The cardiologist brought to our notice that the history of MG in this patient was extremely important. A decrease in the number of available nicotinic acetylcholine receptors at neuromuscular junction leads to defective neuromuscular transmission in skeletal muscles that manifest as muscle weakness. Heart muscle is a target for autoimmune inflammation in MG in approximately 48% of patients who develop antistriational antibodies. These patients clinically show features of myocarditis, arrhythmias, cardiomyopathy, and sudden cardiac death.⁸ The dense cholinergic innervation of the AV node makes it more susceptible to conduction slowing secondary to vagomimetic drugs, such as, pyridostigmine. A transient reversible form of left ventricular dysfunction often presenting as ACS in the absence of significant coronary stenosis is seen in takotsubo cardiomyopathy seen with severe MG.⁹ It is more common to develop in patients on plasmapheresis therapy for MG.¹⁰

Autonomic dysfunctions seen in patients on pyridostigmine therapy show wide fluctuations of HR. Common manifestations are atrial fibrillation, ventricular and supraventricular extrasystoles, and prolonged corrected QT interval due to the presence of ganglionic AchR antibodies.¹¹

Diffuse spasm of left anterior descending (LAD) seen due to anticholinesterase therapy¹² and coronary vasospasm causing non-obstructive MI presenting as nonspecific T wave changes shortly after starting pyridostigmine are reported in literature.¹³

CONCLUSION

Long-term therapy with pyridostigmine may be associated with potential side effects, such as, bradyarrhythmias, asystole, and sinus arrest.
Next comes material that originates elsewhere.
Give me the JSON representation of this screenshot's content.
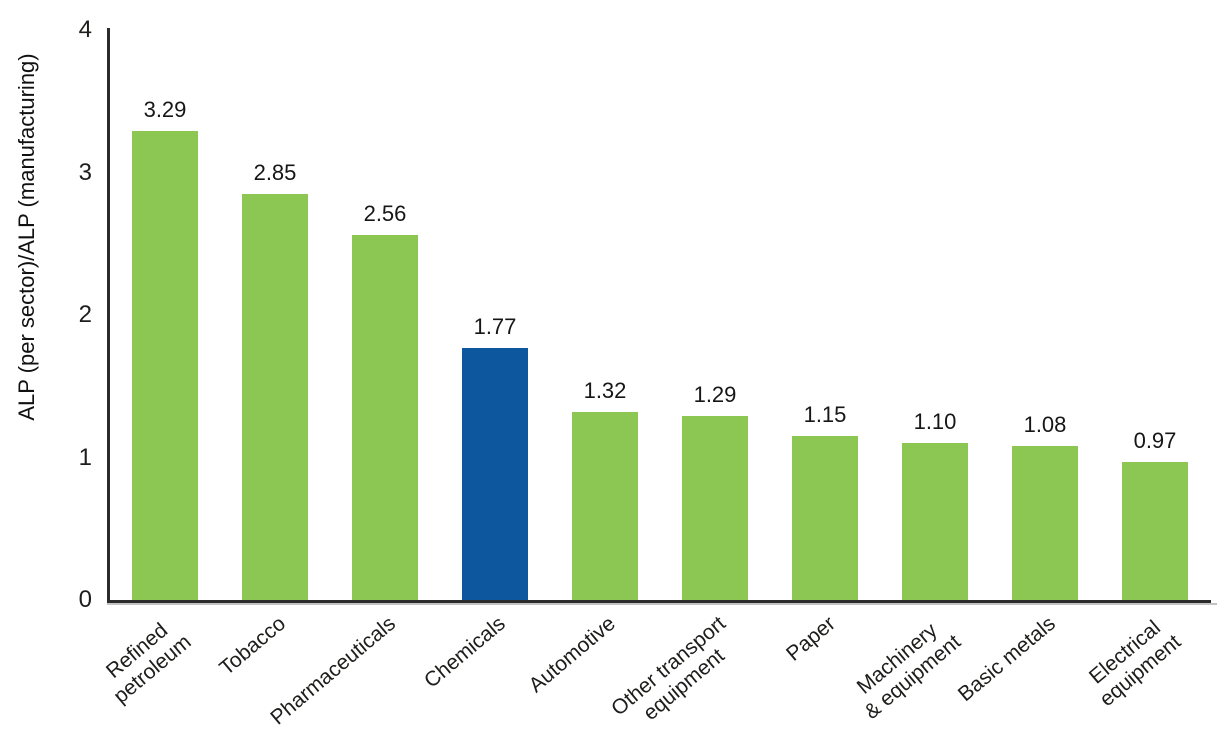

Hyoscyamine, a muscarinic antagonist in a dose of 0.125–0.25 mg qid is recommended as the first-line therapy. The persistence of bradyarrhythmias may warrant pacemaker placement. Emergency/critical care physicians should be well versed with the skill of insertion of a temporary transvenous pacemaker. Magnetic resonance (MR) myocardial perfusion imaging and coronary CT angiography have complementary roles in the evaluation of patients who are suspected of having CAD. Coronary CT angiography can be used to reliably rule out CAD, but its capability to demonstrate hemodynamically significant CAD is limited. The combination of both techniques enables the clinician to evaluate the morphology and functional relevance of CAD comprehensively and non-invasively. The algorithms and scoring systems in cardiology patients can be confusing at times so more important is to stick to history, physical examination, and cardiac markers for diagnosing ACS. Each ED should discuss the protocol for low-risk ACS patients with the interventional cardiology team and display it in triage areas. The chest pain and breathlessness in our patient was explained by community-acquired pneumonia.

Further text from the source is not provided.